When an Unaffiliated Entity Acts on a Party’s Behalf in a Contract

Consider the shall in this sentence from a public-company merger agreement:

As soon as practicable after the First Effective Time, the Exchange Agent shall, on behalf of all such holders of fractional shares of Parent Common Stock, effect the sale of all such shares of Parent Common Stock that would otherwise have been issuable as part of the Merger Consideration at the then prevailing prices on the NYSE through one or more member firms of the NYSE.

The exchange agent isn’t a party, yet that shall suggests that the exchange agent has an obligation to act as specified. That doesn’t make sense. What should we do instead?

How about Parent shall cause the Exchange Agent to … ? I wouldn’t do that either—shall cause is for when the nonparty is a subsidiary of the party and so is under the control of the party. The exchange agent doubtless has a contract obligation to Parent, but that’s different from being under the control of Parent. And it would get annoying to have to trot out shall cause whenever the exchange agent is required to do or not do something.

So I propose saying the Exchange Agent must. It’s analogous to what I propose in MSCD in table 3 (Language of Obligation Imposed on Someone Other Than the Subject of the Sentence): The arbitrator must … .

But the exchange-agent example differs from the arbitrator example in one important respect: the arbitrator is neutral, whereas the exchange agent has been hired by Parent. I suppose you could make that explicit by saying the Exchange Agent, acting on behalf of Parent, must, but that would get annoying too. If anyone cared about this issue, the best way to address it would be to say in the contract that Parent will be liable for any damages caused by the exchange agent’s not acting as contemplated in the contract. For all I know, it might be standard to do so.

Of course, I suspect that only hard-core MSCD readers will be attuned to the nuances of shall and must. So the primary function of this distinction is to allow the drafter to maintain their discipline in choosing verb structures.

About the author

Ken Adams is the leading authority on how to say clearly whatever you want to say in a contract. He’s author of A Manual of Style for Contract Drafting, and he offers online and in-person training around the world. He’s also head of Adams Contracts, a division of LegalSifter that is developing highly customizable contract templates.

5 thoughts on “When an Unaffiliated Entity Acts on a Party’s Behalf in a Contract”

  1. Ken:

    I like and use this case of must. It also feels like the use of must to convey conditions. I can’t explain that feeing very well busy imagine you start with “the parties shall arbitrate.” Then you describe characteristics of the arbitration with conditions, such that the parties don’t meet their obligation if they obstruct the conditions: “the arbitration must be in New York City,” “the arbitration must be before three neutral arbitrators wearing funny wigs,” etc. Adding “the arbitrator must issue a decision within 30 days” feels like one of those conditions. It’s obviously not exactly the same, but there’s some similarity that tugs at my brain. Maybe there’s something to that; I dunno. But I like it and use it.

    Chris

    Reply
  2. As a suggestion (have used it myself):

    ‘Party X [the party with the relationship with the Exchange Agent] must exercise all available contractual and other powers to require the Exchange Agent to…’

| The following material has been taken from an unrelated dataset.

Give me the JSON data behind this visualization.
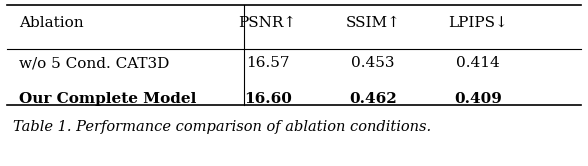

    Yes, it requires Party X to have some powers over the Exchange Agent (and if X doesn’t, then whether or not the Exchange Agent does the thing is outside the control of both parties – might become a force majeure event of sorts).

    And for this to work, it assumes the other Party Y knows that Party X indeed has any such powers at all, and knows what they are (has Party Y seen Party X’s contract with the Exchange Agent?).

    But to impose obligations on someone who is a non-party is a waste of ink.

    Reply
  3. Ken, I may not have a better answer, but I do see problems with your proposal.
    The drafter, in fact, has no idea what obligation the Exchange Agent has to the Parent, if any, so to say that they ‘must’ do something seems overly wrought.
    As well, you’re making a distinction between shall and must that is far from obvious to a reader (unless, perhaps they have the MSCD to hand).
    So it seems like one should stick with the ‘Parent controlling the Exchange Agent’ – which you’ve rejected (though I prefer it, since that is what does happen, practically speaking) – or perhaps you grit your teeth and accept a generalization of this future event and say the Exchange Agent will effect the sale.

    Reply
    • Hi Scott. I assume that the target will be aware of the contract between the acquirer and the exchange agent.

      I’m OK with “the Exchange Agent, acting on behalf of Parent, must”, as long as it doesn’t get annoying. If it does get annoying, the express the relationship in a separate sentence.

      I’ve acknowledged the only hard-core readers will be aware of the function of the distinction between “shall” and “must”, but the audience for this isn’t the reader, it’s the drafter, to keep them alert to the nuances. Addressing the issue directly (see the preceding paragraph) means that nothing is riding on the distinction.